Gaziantep’te antika meraklısı Hanifi Özaslan (53), yıllar önce satın aldığı harabe durumdaki ev ve altındaki 500 yıllık mağarayı, 3 yıllık restorasyon çalışması sonucu antika sergi salonu haline getirdi.
Hanifi Özaslan, 13 yaşındayken babasının seyyar satıcılık yaptığı zamanlarda dolaştıkları köylerden aldıkları bakır ve hurda eşyalarla antika eser biriktirmeye başladı. Zaman içerisinde tutkuya dönen antika işi ile uğraşmaya başlayan Özaslan, 2013 yılında Şekeroğlu Mahallesi'nde harabe haldeki bir evi satın aldı.
Hanifi Özaslan, evi ve evin zemininde bulunan kapısı betonla kapalı ve içerisi toprak dolu 500 yıllık mağarayı resmi izinleri alarak restore ettirmeye karar verdi. 3 yıllık çalışmayla mağara içerisinden tonlarca toprağı dışarıya çıkarttırdı. Özaslan, restorasyon tamamlandıktan sonra envanterindeki 6 bine yakın eseri 6 oda, 3 salon ve 1 mağara bulunan evinde sergilemeye başladı.
'50 TRAKTÖR DOLUSU KUM ÇIKARDIK'
Antika tutkunu Hanifi Özaslan, harabe vaziyette satın aldığı evin restorasyonunun 3 yıl sürdüğünü söyledi.
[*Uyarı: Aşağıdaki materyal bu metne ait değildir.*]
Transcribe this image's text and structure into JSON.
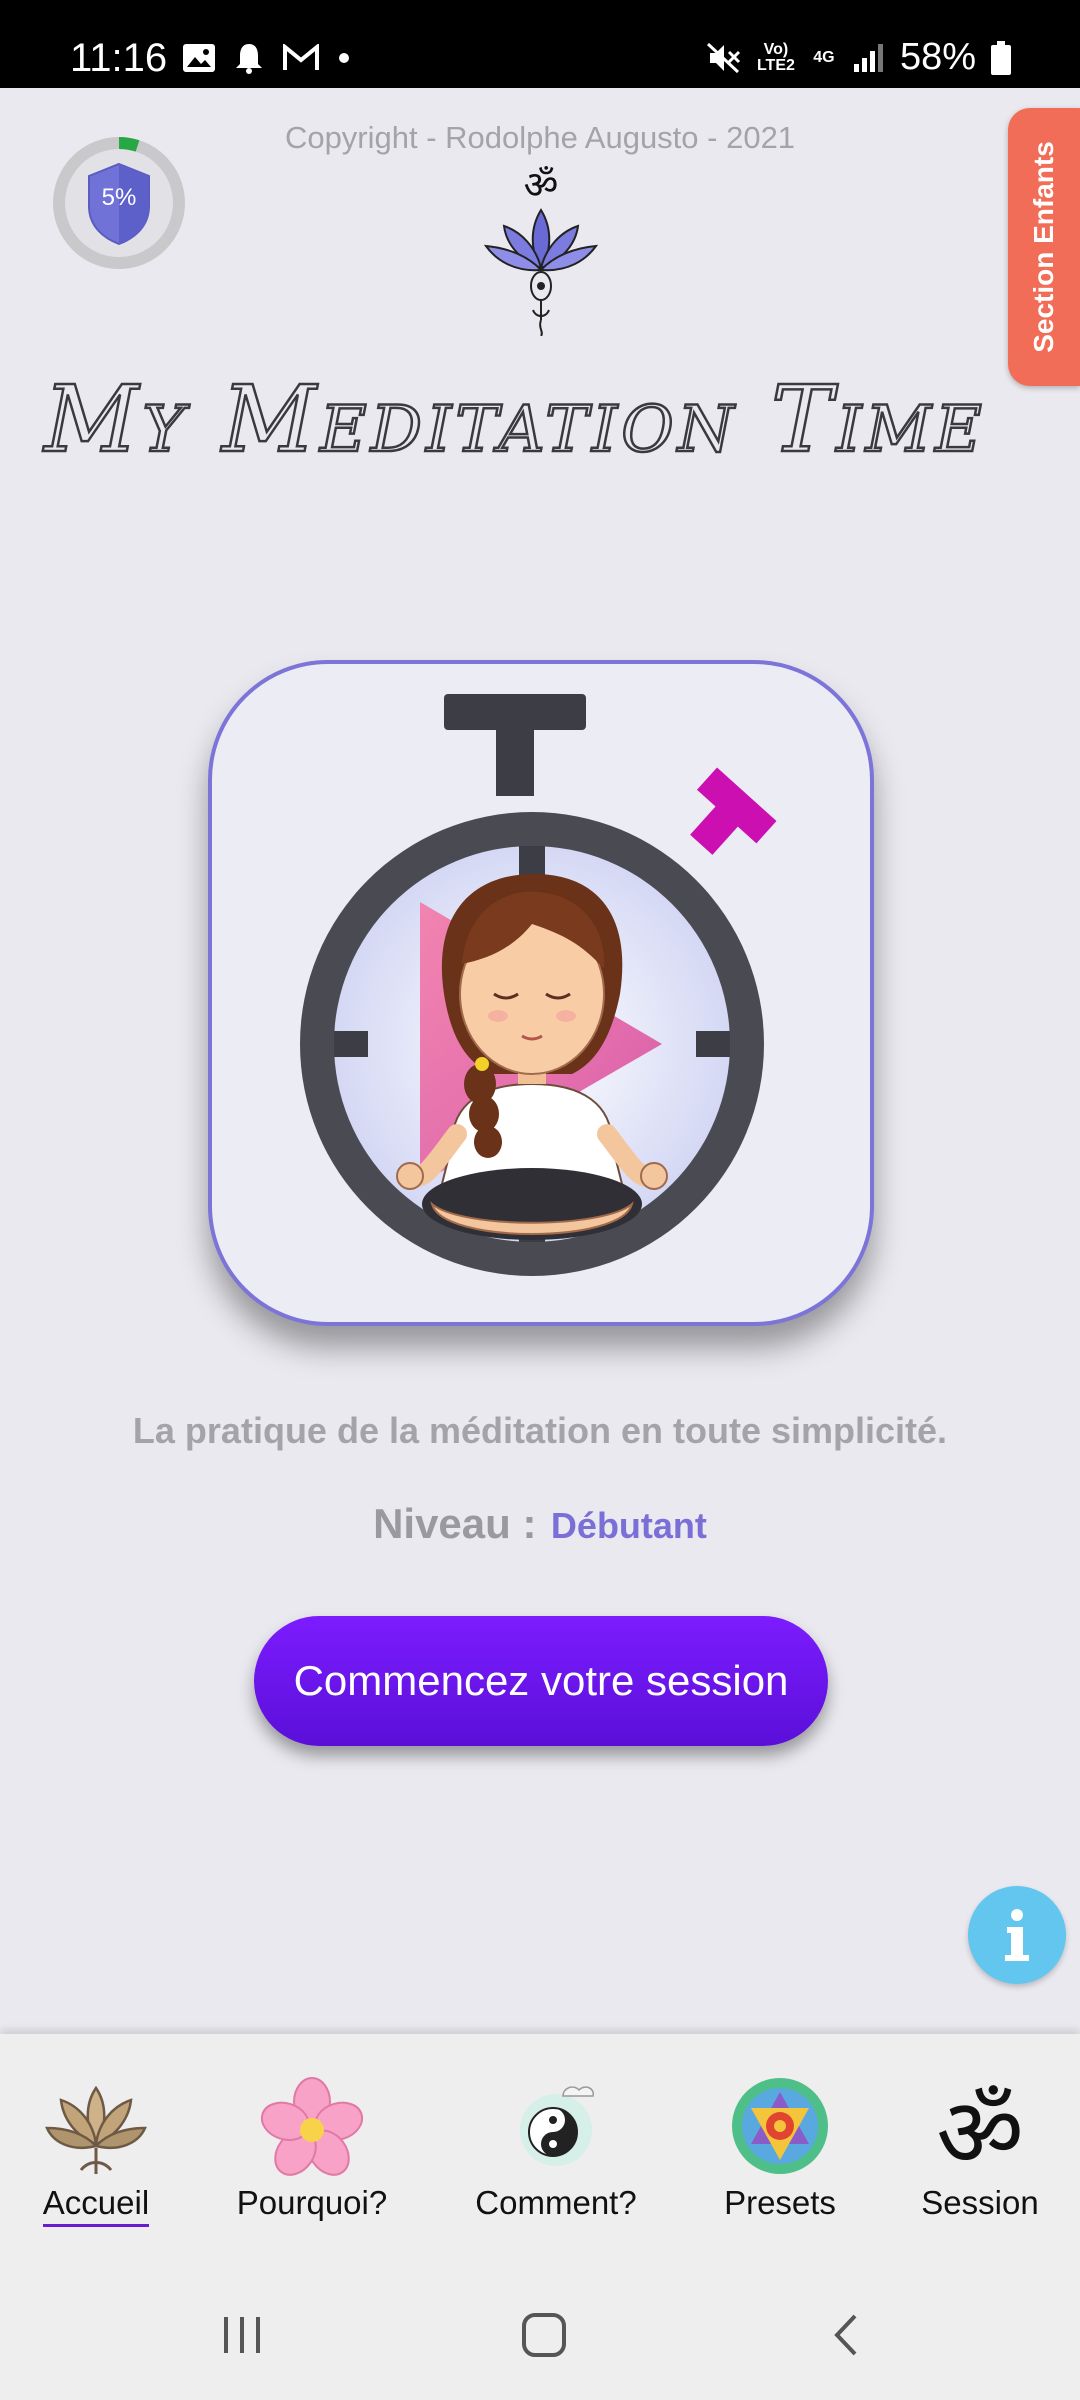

Evi şu anki durumuna getirmek için çok fazla para harcadığını anlatan Özaslan, "Bu evi satın aldığım zaman harabeydi. Büyükşehir Belediyesi bu bölgede restorasyon çalışması yaparken evimin dış tarafını restore ettiler.
Yine burada bulunan mağaranın kapısı kapalıydı, içerisi toprak doluydu. Sonra bakanlıktan izin aldım ve çalışmaya başladık. Mağaranın içinden 50 traktör dolusu toprak çıkardık. Toprak çıkınca mağaranın içerisinde kubbeler ve bölümler ortaya çıktı'' dedi.
6 BİNE YAKIN ANTİKA ESERİ SERGİLİYOR
Toprakların çıkarılmasının ardından mağaranın 500 yıllık olduğu ve geçmişte hamam olarak kullanıldığını öğrendiklerini anlatan Özaslan, "İçerisindeki toprak ve molozları çıkarınca mağaranın geçmiş dönemlerde de hamam olarak kullanıldığını öğrendik. Bu ev Gaziantep Kalesi'nin yakınında olduğu için bu şekilde eski yerleşimler ve mağaralar oldukça fazla.
Şimdi hem mağarada hem de evimde Osmanlı döneminde giyilen abalara, Osmanlı Devleti'ne tabi olan Azerilere ait av tüfeklerine, 1950'li yıllarda kullanılan kamera ve fotoğraf makineleri ile şamdan, havan, gaz lambaları, vitrin süsü ve el yazma kitaplardan oluşan 6 bine yakın eseri sergiliyorum" diye konuştu.